Now quaternions can only represent rotations, not reflections. So, in the above, only the symmetries of figures 1 and 4, and the three chiral special groups, can be made into quaternions. We've already considered the cubic and tetrahedral groups. I believe the dodecahedral rotations generate the cells of a 120-cell, or the vertices of a 600-cell. Figure 1 is rather degenerate; it generates 2n quaternions of the form cos(kπ/n)+
isin(kπ/n)+0
j+0
k, which are the vertices of a polygon, not a polychoron. Figure 4 generates the cells of a 2n,2n-
duoprism. This includes the 8-cell (or tesseract, or 4-cube, or hypercube, or 4,4-duoprism) in the case n=2, corresponding to the rotational symmetries of a box with three different edge lengths.

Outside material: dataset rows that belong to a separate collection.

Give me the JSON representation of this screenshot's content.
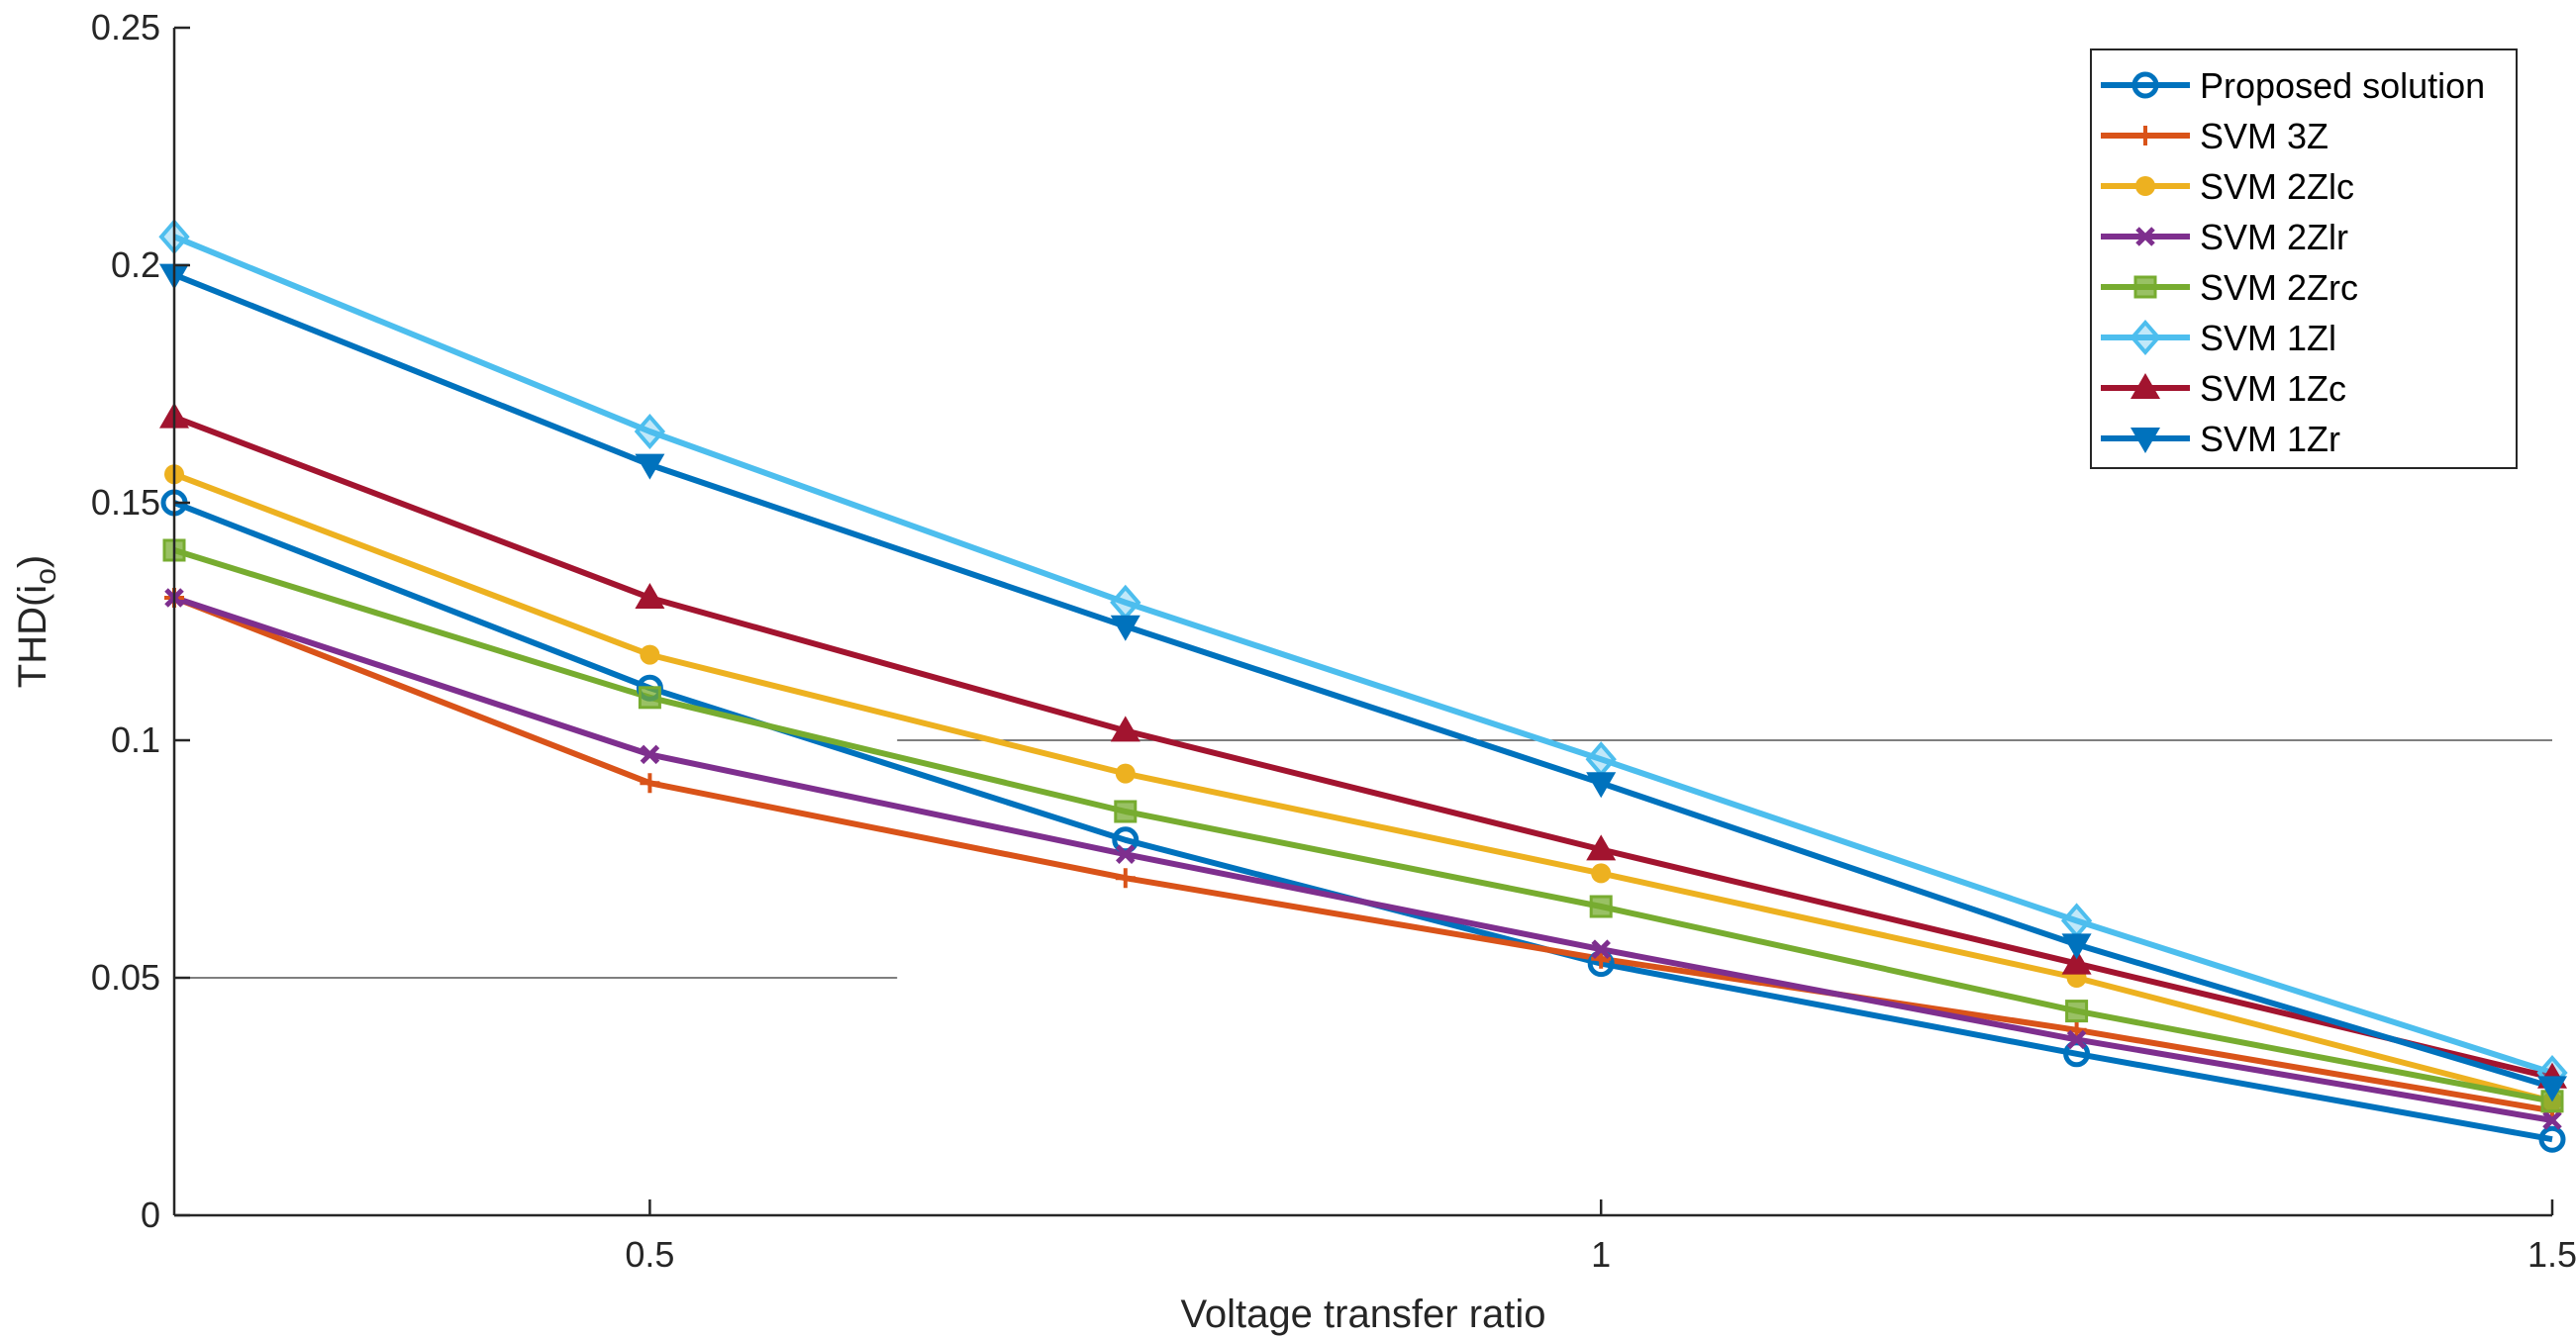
{
  "chart_data": {
    "type": "line",
    "title": "",
    "xlabel": "Voltage transfer ratio",
    "ylabel_main": "THD(i",
    "ylabel_sub": "o",
    "ylabel_close": ")",
    "xlim": [
      0.25,
      1.5
    ],
    "ylim": [
      0,
      0.25
    ],
    "xticks": [
      0.5,
      1,
      1.5
    ],
    "xtick_labels": [
      "0.5",
      "1",
      "1.5"
    ],
    "yticks": [
      0,
      0.05,
      0.1,
      0.15,
      0.2,
      0.25
    ],
    "ytick_labels": [
      "0",
      "0.05",
      "0.1",
      "0.15",
      "0.2",
      "0.25"
    ],
    "grid": false,
    "legend_position": "top-right",
    "x": [
      0.25,
      0.5,
      0.75,
      1.0,
      1.25,
      1.5
    ],
    "reference_lines": [
      {
        "y": 0.05,
        "x_start": 0.25,
        "x_end": 0.63
      },
      {
        "y": 0.1,
        "x_start": 0.63,
        "x_end": 1.5
      }
    ],
    "series": [
      {
        "name": "Proposed solution",
        "color": "#0072BD",
        "marker": "circle",
        "values": [
          0.15,
          0.111,
          0.079,
          0.053,
          0.034,
          0.016
        ]
      },
      {
        "name": "SVM 3Z",
        "color": "#D95319",
        "marker": "plus",
        "values": [
          0.13,
          0.091,
          0.071,
          0.054,
          0.039,
          0.022
        ]
      },
      {
        "name": "SVM 2Zlc",
        "color": "#EDB120",
        "marker": "dot",
        "values": [
          0.156,
          0.118,
          0.093,
          0.072,
          0.05,
          0.024
        ]
      },
      {
        "name": "SVM 2Zlr",
        "color": "#7E2F8E",
        "marker": "x",
        "values": [
          0.13,
          0.097,
          0.076,
          0.056,
          0.037,
          0.02
        ]
      },
      {
        "name": "SVM 2Zrc",
        "color": "#77AC30",
        "marker": "square",
        "values": [
          0.14,
          0.109,
          0.085,
          0.065,
          0.043,
          0.024
        ]
      },
      {
        "name": "SVM 1Zl",
        "color": "#4DBEEE",
        "marker": "diamond",
        "values": [
          0.206,
          0.165,
          0.129,
          0.096,
          0.062,
          0.03
        ]
      },
      {
        "name": "SVM 1Zc",
        "color": "#A2142F",
        "marker": "triangle-up",
        "values": [
          0.168,
          0.13,
          0.102,
          0.077,
          0.053,
          0.029
        ]
      },
      {
        "name": "SVM 1Zr",
        "color": "#0072BD",
        "marker": "triangle-down",
        "values": [
          0.198,
          0.158,
          0.124,
          0.091,
          0.057,
          0.027
        ]
      }
    ]
  }
}
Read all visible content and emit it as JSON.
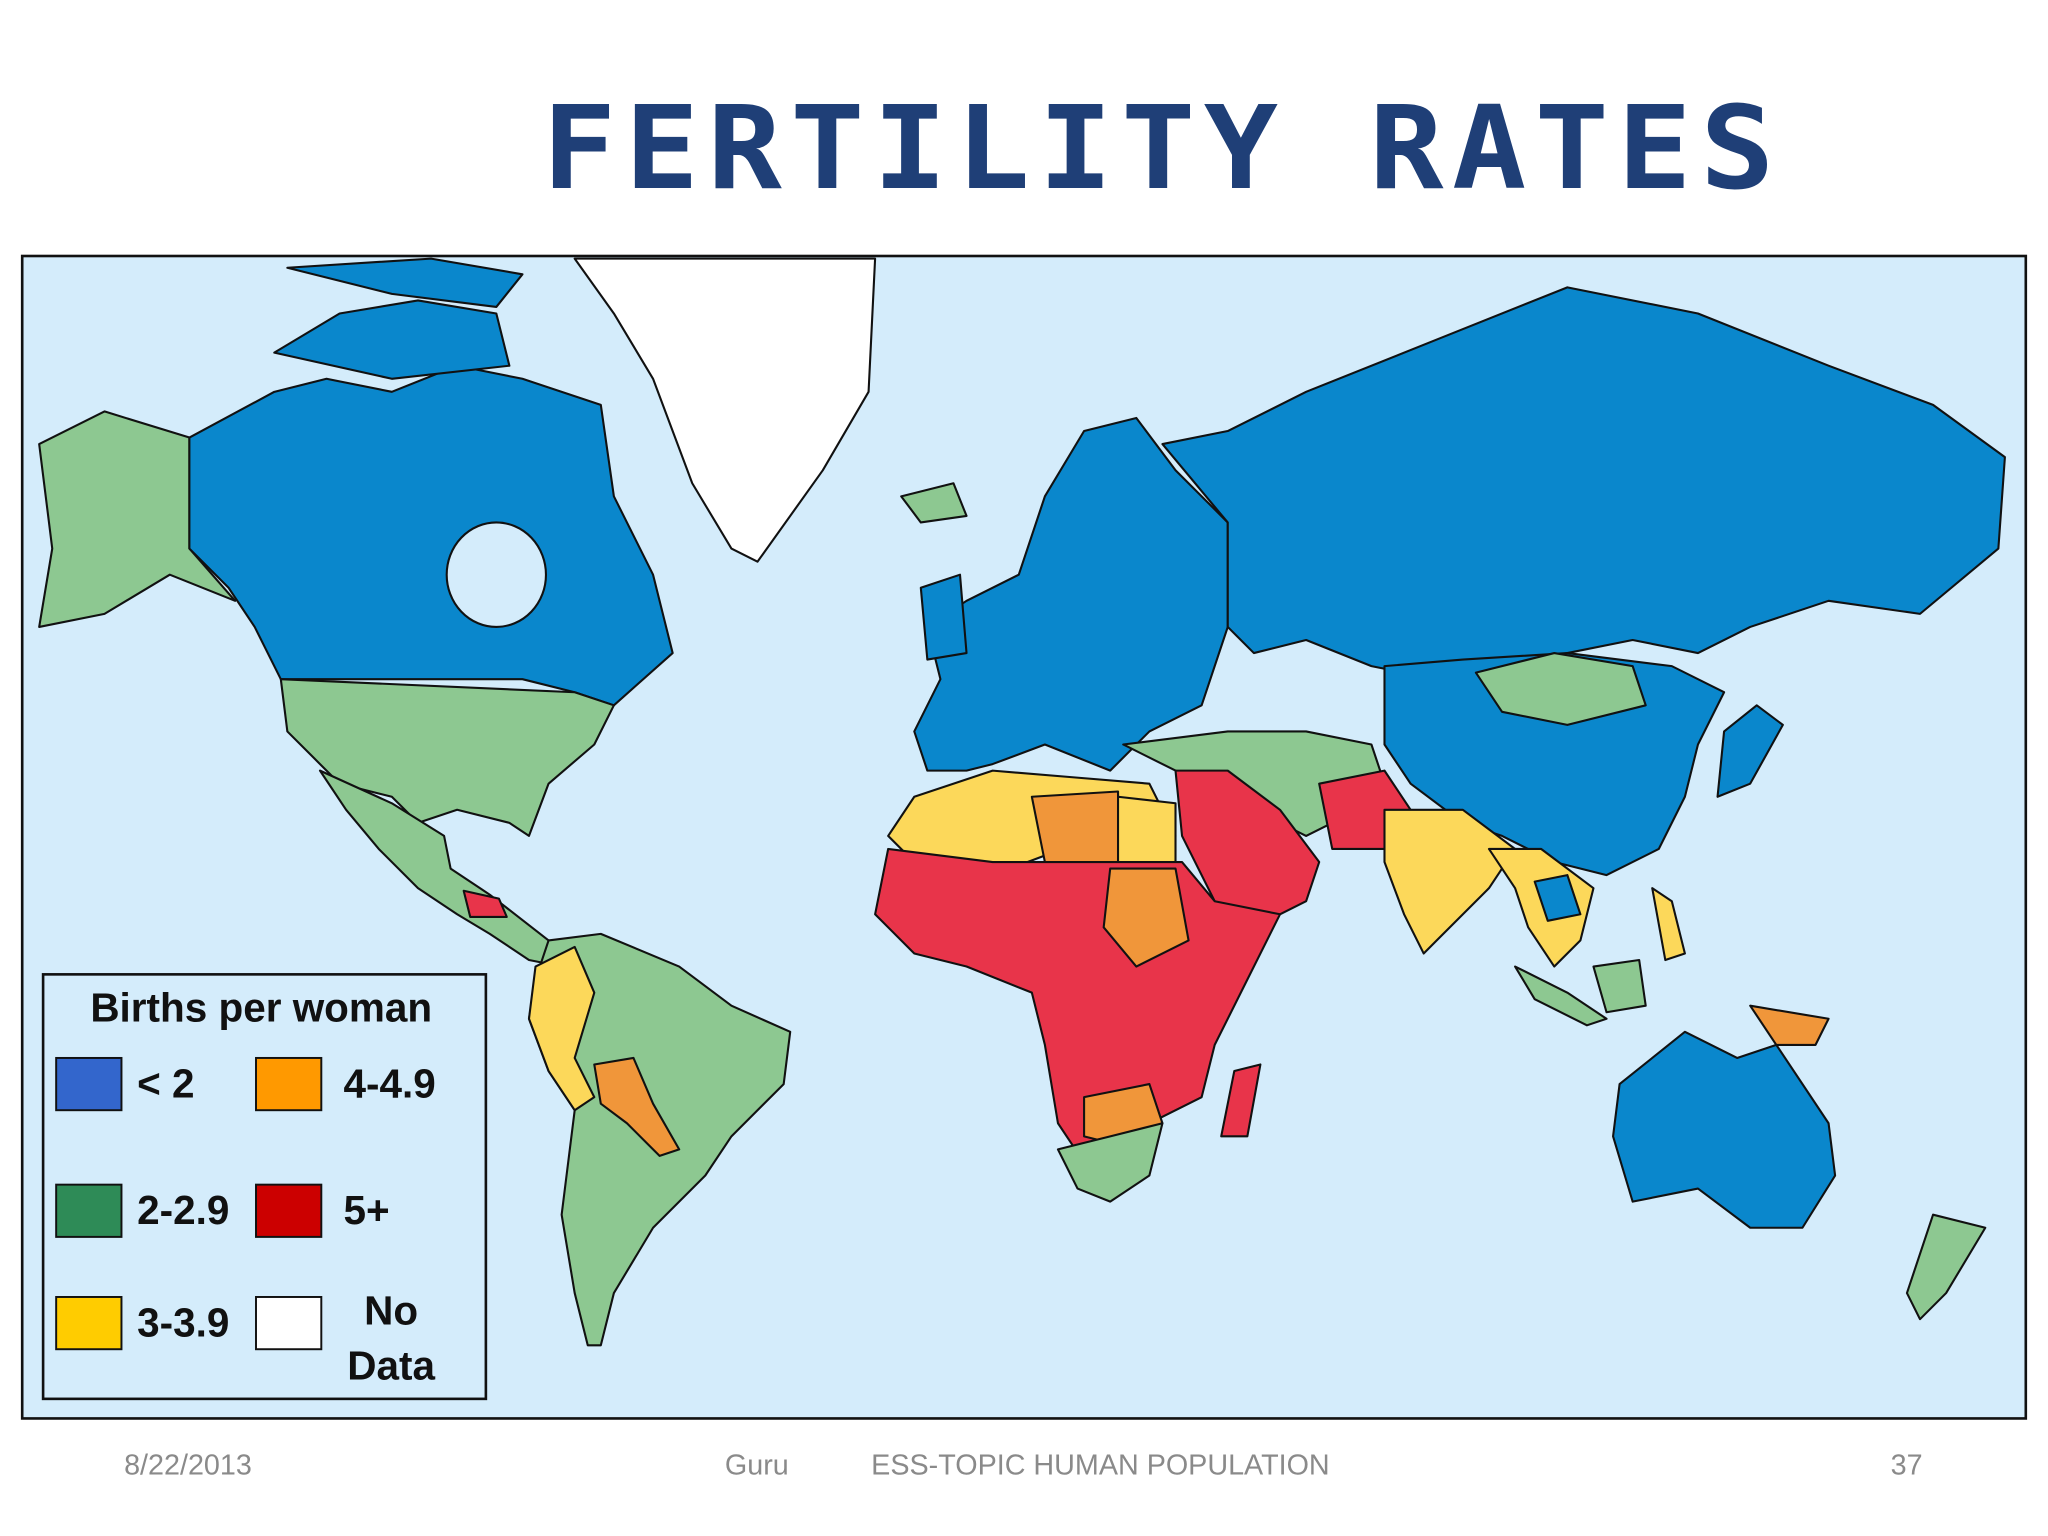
{
  "title": "FERTILITY RATES",
  "legend": {
    "title": "Births per woman",
    "items": [
      {
        "label": "< 2",
        "color": "#3366cc"
      },
      {
        "label": "2-2.9",
        "color": "#2e8b57"
      },
      {
        "label": "3-3.9",
        "color": "#ffcc00"
      },
      {
        "label": "4-4.9",
        "color": "#ff9900"
      },
      {
        "label": "5+",
        "color": "#cc0000"
      },
      {
        "label": "No Data",
        "color": "#ffffff"
      }
    ]
  },
  "footer": {
    "date": "8/22/2013",
    "author": "Guru",
    "topic": "ESS-TOPIC HUMAN POPULATION",
    "page": "37"
  }
}
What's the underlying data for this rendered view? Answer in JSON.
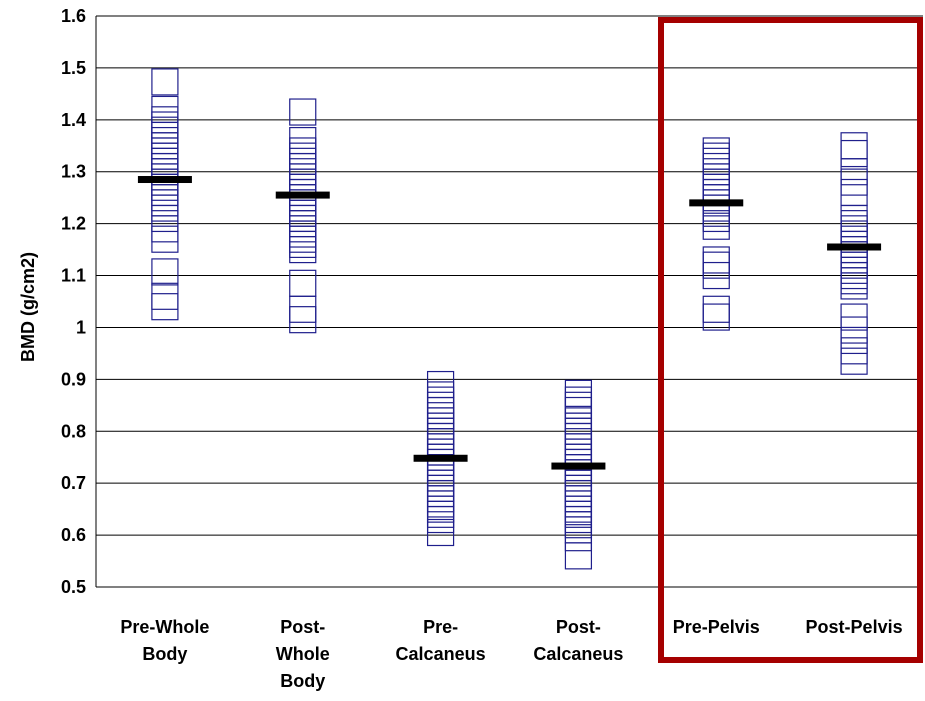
{
  "chart_data": {
    "type": "scatter",
    "title": "",
    "xlabel": "",
    "ylabel": "BMD (g/cm2)",
    "ylim": [
      0.5,
      1.6
    ],
    "yticks": [
      "0.5",
      "0.6",
      "0.7",
      "0.8",
      "0.9",
      "1",
      "1.1",
      "1.2",
      "1.3",
      "1.4",
      "1.5",
      "1.6"
    ],
    "grid": true,
    "categories": [
      [
        "Pre-Whole",
        "Body"
      ],
      [
        "Post-",
        "Whole",
        "Body"
      ],
      [
        "Pre-",
        "Calcaneus"
      ],
      [
        "Post-",
        "Calcaneus"
      ],
      [
        "Pre-Pelvis"
      ],
      [
        "Post-Pelvis"
      ]
    ],
    "series": [
      {
        "points": [
          1.473,
          1.42,
          1.4,
          1.39,
          1.38,
          1.37,
          1.36,
          1.35,
          1.34,
          1.33,
          1.32,
          1.31,
          1.3,
          1.29,
          1.28,
          1.27,
          1.26,
          1.25,
          1.24,
          1.23,
          1.21,
          1.19,
          1.17,
          1.107,
          1.06,
          1.04
        ],
        "mean": 1.285
      },
      {
        "points": [
          1.415,
          1.36,
          1.34,
          1.33,
          1.32,
          1.31,
          1.3,
          1.29,
          1.28,
          1.27,
          1.26,
          1.25,
          1.24,
          1.23,
          1.22,
          1.21,
          1.2,
          1.19,
          1.18,
          1.17,
          1.16,
          1.15,
          1.085,
          1.035,
          1.015
        ],
        "mean": 1.255
      },
      {
        "points": [
          0.89,
          0.87,
          0.86,
          0.85,
          0.84,
          0.83,
          0.82,
          0.81,
          0.8,
          0.79,
          0.78,
          0.77,
          0.76,
          0.75,
          0.74,
          0.73,
          0.72,
          0.71,
          0.7,
          0.69,
          0.68,
          0.67,
          0.66,
          0.65,
          0.64,
          0.63,
          0.605
        ],
        "mean": 0.748
      },
      {
        "points": [
          0.873,
          0.86,
          0.85,
          0.84,
          0.82,
          0.81,
          0.8,
          0.79,
          0.78,
          0.77,
          0.76,
          0.75,
          0.74,
          0.73,
          0.72,
          0.71,
          0.7,
          0.69,
          0.68,
          0.67,
          0.66,
          0.65,
          0.64,
          0.63,
          0.62,
          0.61,
          0.595,
          0.56
        ],
        "mean": 0.733
      },
      {
        "points": [
          1.34,
          1.33,
          1.32,
          1.31,
          1.3,
          1.29,
          1.28,
          1.27,
          1.26,
          1.25,
          1.24,
          1.23,
          1.22,
          1.21,
          1.195,
          1.13,
          1.12,
          1.1,
          1.035,
          1.02
        ],
        "mean": 1.24
      },
      {
        "points": [
          1.35,
          1.335,
          1.3,
          1.28,
          1.26,
          1.21,
          1.2,
          1.19,
          1.18,
          1.17,
          1.16,
          1.15,
          1.14,
          1.13,
          1.12,
          1.11,
          1.1,
          1.09,
          1.08,
          1.02,
          0.995,
          0.975,
          0.955,
          0.935
        ],
        "mean": 1.155
      }
    ],
    "highlight_box": {
      "covers_categories": [
        4,
        5
      ],
      "color": "#a50000"
    },
    "colors": {
      "marker": "#1f1f8c",
      "mean": "#000000",
      "grid": "#000000"
    }
  }
}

But figure 4 looks nothing like a box!
Well, if you introduce some reflections (and no new rotations) to figure 4, you get figure 6, representing a prism of a regular n-gon, or of an irregular but isogonal 2n-gon. An isogonal 4-gon is just a rectangle. Hence, figure 6 in the case n=2 is a box.